By Hannah Nobbs, RNLI Innovation Scout.

RNLI Innovation Scout Hannah Nobbs

Photo: RNLI/Nathan Williams

RNLI Innovation Scout Hannah Nobbs

If I had a pound for every time someone contacts the Future Lifesaving Team at the RNLI and says: ‘I have an excellent idea – you should use drones!’ I would probably be able to fund a drone, a lifeboat, or at least new kit for one of our volunteer crew.  

The thing is, drones are exciting. They are not new; the term itself was used to describe unmanned aircraft that were flown remotely as targets for battleship gun practice in the 1920s. However, the miniaturisation of batteries and sensor technology has made unmanned aerial systems (UAS) increasingly affordable and therefore their value in many applications is being realised. This includes for recreation, by commercial organisations for aerial filming and surveying, and by emergency services as a tool to aid search and rescue. There is a lot of hype in this fast-growing sector; sorting through the noise to introduce the technology that can benefit operations is a challenge for many organisations.  

The benefit of unmanned aerial systems to lifesaving is likely to be huge. The delivery of life-preserving equipment to those in the water has been demonstrated recently, but imagine if we could also reduce risk to our volunteers by giving them an idea of the conditions at the rescue scene in advance, so they know what kit to have on hand on arrival. Perhaps the greatest impact for good will be if we can enhance chances of successful search to reach someone in distress more quickly, and to reduce the time that our volunteers are exposed to potentially risky environments.

A drone is tested for SAR purposes

Photo: RNLI/Nathan Williams

The challenge for the wider UK search and rescue (UKSAR) community is: how to introduce a new capability in a way that provides the most benefit? The RNLI and HM Coastguard have been collaborating on exploration of unmanned aerial systems (UAS) for the past 18 months.  We talk about the ‘third dimension’ (the surface of the water and land being the first two dimensions), rather than just focusing on drones, because we are interested in how technology in the air interacts with the whole rescue system, from human/machine interfaces to the flow of information to the right people at the right time to successfully coordinate a rescue. 

What we did

Our journey started with the development of a collaborative roadmap, which combined the perspectives of SAR (search-and-rescue) operators, industry, academia and regulators to help identify a vision for a future where autonomous systems are used routinely by search and rescue crews.
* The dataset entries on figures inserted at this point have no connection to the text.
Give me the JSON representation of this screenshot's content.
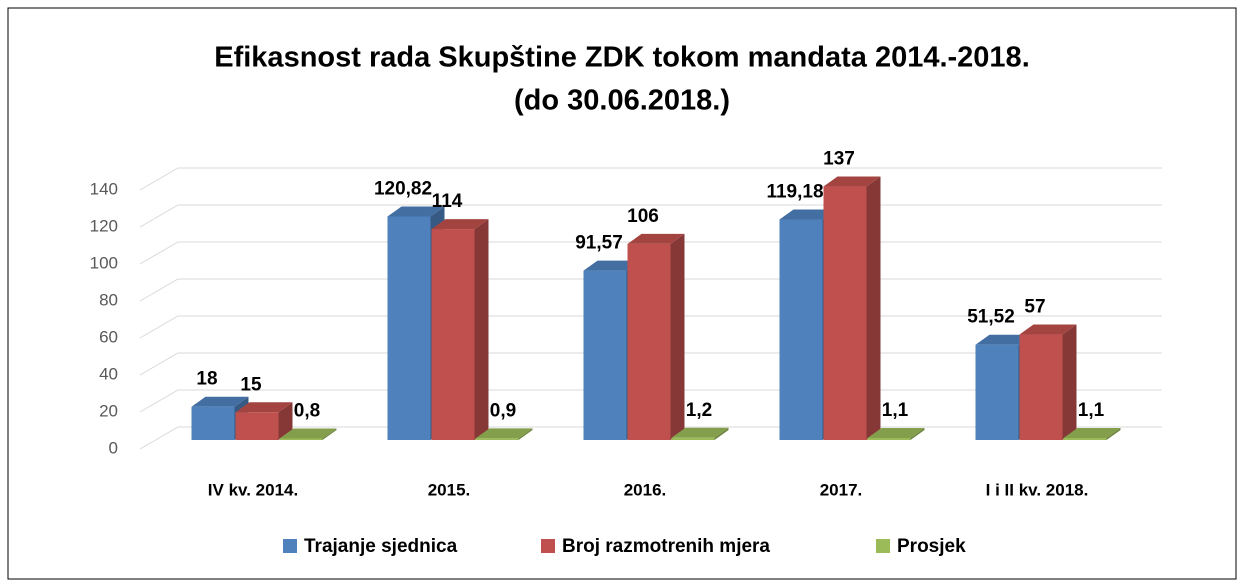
{
  "chart_data": {
    "type": "bar3d",
    "title": "Efikasnost rada Skupštine ZDK tokom mandata 2014.-2018.",
    "subtitle": "(do 30.06.2018.)",
    "categories": [
      "IV kv. 2014.",
      "2015.",
      "2016.",
      "2017.",
      "I i II kv. 2018."
    ],
    "series": [
      {
        "name": "Trajanje sjednica",
        "color": "#4f81bd",
        "values": [
          18,
          120.82,
          91.57,
          119.18,
          51.52
        ],
        "value_labels": [
          "18",
          "120,82",
          "91,57",
          "119,18",
          "51,52"
        ]
      },
      {
        "name": "Broj razmotrenih mjera",
        "color": "#c0504d",
        "values": [
          15,
          114,
          106,
          137,
          57
        ]
      },
      {
        "name": "Prosjek",
        "color": "#9bbb59",
        "values": [
          0.8,
          0.9,
          1.2,
          1.1,
          1.1
        ],
        "value_labels": [
          "0,8",
          "0,9",
          "1,2",
          "1,1",
          "1,1"
        ]
      }
    ],
    "ylim": [
      0,
      140
    ],
    "yticks": [
      0,
      20,
      40,
      60,
      80,
      100,
      120,
      140
    ],
    "grid": true,
    "legend": "bottom"
  }
}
The roadmap can be found here.

Having identified gaps in knowledge that need to be overcome to reach this vision, the next part of the explorative journey was to try out various systems in a realistic environment. The UKSAR3D challenge was a week-long event in South Wales involving a variety of tethered, fixed-wing and multi-rotor drones. We collaborated with rescue personnel during multi-agency, simulated, representative search-and-rescue scenarios that included shoreline search, mud rescue and a communications blackspot.  

We also planned an offshore search combining drones and lifeboats to understand how these systems could interact. Due to a combination of technical issues and inclement weather, we didn’t get to collaborate with a lifeboat in a realistic search scenario. However, the building blocks of a potential future search capability were demonstrated by a successful flight, beyond visual line of sight, in segregated but busy civil airspace. We also developed a mutually agreed procedure to enable the drone to operate without impact to 24/7 emergency helicopter operations at St Athan. 

A 'casualty' is assisted after being found by a drone in a test

Photo: RNLI/Nathan Williams

A 'casualty' is assisted after being found by a drone during the test event

What we learned

Our key takeaways were that:

  • there is an appetite from manufacturers and operators of unmanned aerial systems (UAS) to improve their products through better understanding the SAR operating environment
  • the technology is mature enough to benefit localised operations, in particular to help rescue teams communicate in areas where terrain makes radio communication difficult. 

Realising the benefit from UAS is not something the RNLI can do alone, so don’t expect to be unceremoniously scooped from the sea by a rescue drone in the near future.  These are small but significant steps on an exciting journey for the future of saving lives from the air, so watch this space and occasionally, look up!